14. The microparticle of claim 1 further comprising a physiologically or pharmaceutically acceptable carrier, excipient, or stabilizer.

15. The microparticle of claim 1 for use in therapy.

16. A method for delaying transplant rejection in a subject comprising administering an effective amount of the microparticle according to claim 1 to the subject to enhance signal transduction through ILT2 or ILT4 on immune cells relative to a control.

17. A method for treating one or more symptoms of an inflammatory disorder n in a subject comprising administering an effective amount of the microparticle according to claim 1 to the subject t to enhance signal transduction through ILT2 or ILT4 on immune cells relative to a control.

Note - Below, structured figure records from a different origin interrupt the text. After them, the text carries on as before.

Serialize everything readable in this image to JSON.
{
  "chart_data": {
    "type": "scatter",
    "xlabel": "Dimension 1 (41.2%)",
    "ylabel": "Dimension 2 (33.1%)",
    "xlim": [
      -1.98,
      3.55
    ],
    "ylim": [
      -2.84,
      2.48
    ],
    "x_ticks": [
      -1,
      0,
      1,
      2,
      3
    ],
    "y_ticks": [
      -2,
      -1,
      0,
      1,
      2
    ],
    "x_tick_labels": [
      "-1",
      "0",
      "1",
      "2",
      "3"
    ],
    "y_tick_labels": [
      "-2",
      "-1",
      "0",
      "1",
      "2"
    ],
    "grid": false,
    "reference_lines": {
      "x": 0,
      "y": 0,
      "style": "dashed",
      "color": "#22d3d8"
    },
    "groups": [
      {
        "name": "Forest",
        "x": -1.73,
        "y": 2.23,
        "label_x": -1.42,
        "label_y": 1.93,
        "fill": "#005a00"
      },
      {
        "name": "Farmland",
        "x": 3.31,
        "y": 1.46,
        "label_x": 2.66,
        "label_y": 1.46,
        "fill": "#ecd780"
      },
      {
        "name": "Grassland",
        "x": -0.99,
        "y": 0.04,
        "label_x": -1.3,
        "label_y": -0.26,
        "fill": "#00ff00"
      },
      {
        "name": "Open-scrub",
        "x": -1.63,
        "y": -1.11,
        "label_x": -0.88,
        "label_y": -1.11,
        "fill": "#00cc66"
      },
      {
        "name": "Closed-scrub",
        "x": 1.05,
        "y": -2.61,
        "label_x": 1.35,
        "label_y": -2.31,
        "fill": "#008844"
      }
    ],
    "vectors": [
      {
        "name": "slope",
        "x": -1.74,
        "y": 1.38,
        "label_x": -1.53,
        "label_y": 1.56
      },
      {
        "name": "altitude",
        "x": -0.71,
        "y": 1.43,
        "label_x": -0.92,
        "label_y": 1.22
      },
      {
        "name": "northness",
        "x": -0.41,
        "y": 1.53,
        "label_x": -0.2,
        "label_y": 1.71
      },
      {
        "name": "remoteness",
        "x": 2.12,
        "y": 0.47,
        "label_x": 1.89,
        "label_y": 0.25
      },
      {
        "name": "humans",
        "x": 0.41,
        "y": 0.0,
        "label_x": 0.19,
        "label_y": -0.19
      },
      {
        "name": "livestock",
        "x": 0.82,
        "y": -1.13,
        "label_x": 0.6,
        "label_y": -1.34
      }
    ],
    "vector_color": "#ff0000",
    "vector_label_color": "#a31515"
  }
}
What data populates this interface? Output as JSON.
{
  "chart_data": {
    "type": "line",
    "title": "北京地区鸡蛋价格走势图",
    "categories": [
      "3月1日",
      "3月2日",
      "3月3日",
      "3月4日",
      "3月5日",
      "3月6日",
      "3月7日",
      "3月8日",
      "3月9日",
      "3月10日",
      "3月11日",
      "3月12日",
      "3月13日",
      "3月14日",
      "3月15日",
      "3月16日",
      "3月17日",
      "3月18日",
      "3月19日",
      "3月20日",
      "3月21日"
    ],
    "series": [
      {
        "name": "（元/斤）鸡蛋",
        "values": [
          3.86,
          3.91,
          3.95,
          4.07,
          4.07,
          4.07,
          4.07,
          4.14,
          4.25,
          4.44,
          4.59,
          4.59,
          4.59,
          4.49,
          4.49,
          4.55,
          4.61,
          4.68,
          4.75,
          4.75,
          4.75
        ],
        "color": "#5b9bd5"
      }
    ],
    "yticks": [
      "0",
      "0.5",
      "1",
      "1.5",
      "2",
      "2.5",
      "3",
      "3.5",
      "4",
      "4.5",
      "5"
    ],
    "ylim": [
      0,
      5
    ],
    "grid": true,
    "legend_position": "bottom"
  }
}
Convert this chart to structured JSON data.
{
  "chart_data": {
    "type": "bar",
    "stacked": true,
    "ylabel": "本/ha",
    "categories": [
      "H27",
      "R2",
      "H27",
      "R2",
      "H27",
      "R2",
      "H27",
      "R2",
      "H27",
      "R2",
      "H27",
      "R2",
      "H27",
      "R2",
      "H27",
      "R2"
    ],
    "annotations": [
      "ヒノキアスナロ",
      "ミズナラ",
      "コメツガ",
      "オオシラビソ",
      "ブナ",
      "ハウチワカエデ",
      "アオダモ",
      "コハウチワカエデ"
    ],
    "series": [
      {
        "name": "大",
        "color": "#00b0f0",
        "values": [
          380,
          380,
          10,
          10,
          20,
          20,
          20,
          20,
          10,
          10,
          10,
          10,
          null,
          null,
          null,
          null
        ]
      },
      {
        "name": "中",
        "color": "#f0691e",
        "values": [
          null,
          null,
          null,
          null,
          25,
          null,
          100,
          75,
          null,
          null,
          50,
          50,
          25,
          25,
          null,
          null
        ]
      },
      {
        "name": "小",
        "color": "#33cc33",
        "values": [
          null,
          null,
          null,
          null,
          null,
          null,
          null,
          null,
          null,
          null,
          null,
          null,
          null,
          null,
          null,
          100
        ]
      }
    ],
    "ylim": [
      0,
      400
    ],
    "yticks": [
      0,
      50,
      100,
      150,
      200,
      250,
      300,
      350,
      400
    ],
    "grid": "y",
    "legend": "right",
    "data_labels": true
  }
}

18. A method for treating one or more symptoms of an autoimmune disorder in a subject comprising administering an effective amount of the microparticle according to claim 1 to the subject to enhance signal transduction through ILT2 or ILT4 on immune cells relative to a control.

19. The method of claim 16 wherein the immune cells are T cells or dendritic cells.

20. A method for decreasing the level of expression of MHC class II, CD80, CD86 or a combination thereof in dendritic cells comprising contacting the dendritic cells with an effective amount of the microparticle according to claim 1 to the subject to enhance signal transduction through ILT2 or ILT4 on the dendritic cells relative to a control.